Jorge de Lima - A Conservação da Matéria

Não exatamente o que poderia sugerir, na físico-química, a Lei de Lavoisier acerca da conservação da massa, neste poema do poeta alagoano o que se leva à frente é a perspectiva de se manter intacto o corpo de uma mulher virtuosa, ao amparo de um hipotético espírito capaz de sobreviver, de forma a que o corpo e a alma se mantenham unidos por toda a eternidade.

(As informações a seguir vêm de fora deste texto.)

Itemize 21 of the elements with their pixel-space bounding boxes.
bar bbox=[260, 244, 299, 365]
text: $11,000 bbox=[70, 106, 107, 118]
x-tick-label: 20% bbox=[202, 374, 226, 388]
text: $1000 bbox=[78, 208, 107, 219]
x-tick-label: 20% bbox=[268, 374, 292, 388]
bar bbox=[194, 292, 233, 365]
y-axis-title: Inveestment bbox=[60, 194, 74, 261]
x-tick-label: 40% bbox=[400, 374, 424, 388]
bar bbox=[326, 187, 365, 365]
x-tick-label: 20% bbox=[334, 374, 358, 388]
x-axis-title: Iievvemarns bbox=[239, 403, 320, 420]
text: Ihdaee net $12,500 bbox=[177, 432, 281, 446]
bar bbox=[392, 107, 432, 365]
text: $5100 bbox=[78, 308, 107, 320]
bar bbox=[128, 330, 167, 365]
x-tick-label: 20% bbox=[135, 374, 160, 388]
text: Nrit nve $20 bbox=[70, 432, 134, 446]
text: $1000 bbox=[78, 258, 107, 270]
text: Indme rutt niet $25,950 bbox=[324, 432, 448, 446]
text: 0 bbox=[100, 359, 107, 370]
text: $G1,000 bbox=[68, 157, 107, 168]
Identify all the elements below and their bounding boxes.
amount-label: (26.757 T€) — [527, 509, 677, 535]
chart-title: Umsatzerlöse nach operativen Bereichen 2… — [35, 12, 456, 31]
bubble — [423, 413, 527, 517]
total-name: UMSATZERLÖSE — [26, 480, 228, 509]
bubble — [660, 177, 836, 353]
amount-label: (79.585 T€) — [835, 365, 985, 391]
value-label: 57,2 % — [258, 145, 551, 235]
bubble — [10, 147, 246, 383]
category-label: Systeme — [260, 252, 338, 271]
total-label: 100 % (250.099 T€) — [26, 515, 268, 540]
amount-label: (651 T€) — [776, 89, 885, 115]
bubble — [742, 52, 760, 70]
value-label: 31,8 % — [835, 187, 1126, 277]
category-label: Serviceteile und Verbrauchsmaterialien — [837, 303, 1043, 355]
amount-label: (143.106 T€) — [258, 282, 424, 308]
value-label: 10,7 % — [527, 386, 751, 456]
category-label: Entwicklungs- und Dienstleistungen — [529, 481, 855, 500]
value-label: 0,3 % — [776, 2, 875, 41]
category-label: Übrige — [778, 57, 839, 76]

Nos versos finais, percebe-se que o real interesse do ente lírico é difundir a mensagem de que os homens devem disseminar na terra as virtudes divinas, para que a essência das coisas permaneça: nesse plano, a palavra “matéria” ganha um insuspeito sentido para além de toda a tangibilidade que lhe é inerente, alcançando mesmo uma perspectiva com certo lastro ético.

J.A.R. – H.C.

Jorge de Lima
(1893-1953)

A Conservação da Matéria

Embora as pedras do túmulo atestem que estás morta,
e repouses como repousam os cadáveres,
o teu espírito sobrevive.
Temo que algum feiticeiro,
ou algum diabo ou algum vampiro o corrompa;
e por isso, ó bem-amada, eu te embalsamarei
para que teu corpo viva como tua alma,
e teu sorriso permaneça nos teus lábios através da corrupção
de todas as coisas.
Desnudarei teu alvo corpo das vestiduras tumulares
e o ungirei com teus perfumes prediletos.
Conservarei suspensas as lâmpadas com suas lucernas
e o azeite abençoado para manter as lucernas.
Comporei com faixas de linho embebido em óleo aromático
os teus seios que alimentaram milhares de gerações de poetas.
Porei a máscara de ouro na fronte alta e branca
que encheu os homens sequiosos do espírito de Deus,
de sã prudência, de sabedoria e de conhecimento.
Untarei os teus olhos com o verniz que o
Princípio da Conservação me ensinou,
para que os homens vejam a pureza dos teus ascendentes
desde Abel até hoje.
Convocarei as mulheres habilidosas a tecerem
o jacinto, a púrpura e a escarlata
e tudo que se faz em tear
para vestir o teu tronco e o teu ventre e tuas pernas
exceto tua cabeça e teus pés que serão revestidos de ouro.
Enfeitarei tua túnica com as sombras que teu corpo projetou
sobre os homens cansados.
Virão frotas com paus odoríferos, marfim e
âmbar desconhecidos
para a cúpula do jazigo.
E todos os templos fúnebres
em honra dos sacerdotes de Baal, de Moloc
ou dos modernos ídolos que irritam o Senhor, serão demolidos;
e virão os turíbulos e suas taças e suas jarras para o teu.
Não dilatarei as noites sem lua nem os silêncios sem Deus,
e a solidão do mundo terá uma estatura infinita.
Acaso entenderás, ó viajante,
as ordens que a intuição recebe dos céus
para conservar na terra as virtudes de Deus?
Por ventura ao teu mando a essência das coisas permanece?

Em: “A Túnica Inconsútil” (1938)

O enterro de Atalá
(Anne-Louis Girodet: pintor francês)

Referência:

LIMA, Jorge de. A conservação da matéria. In: __________. Obra poética. Edição completa, em um volume, organizada por Otto Maria Carpeaux. Rio de Janeiro: Editora Getúlio Vargas, nov. 1949. p. 355-356.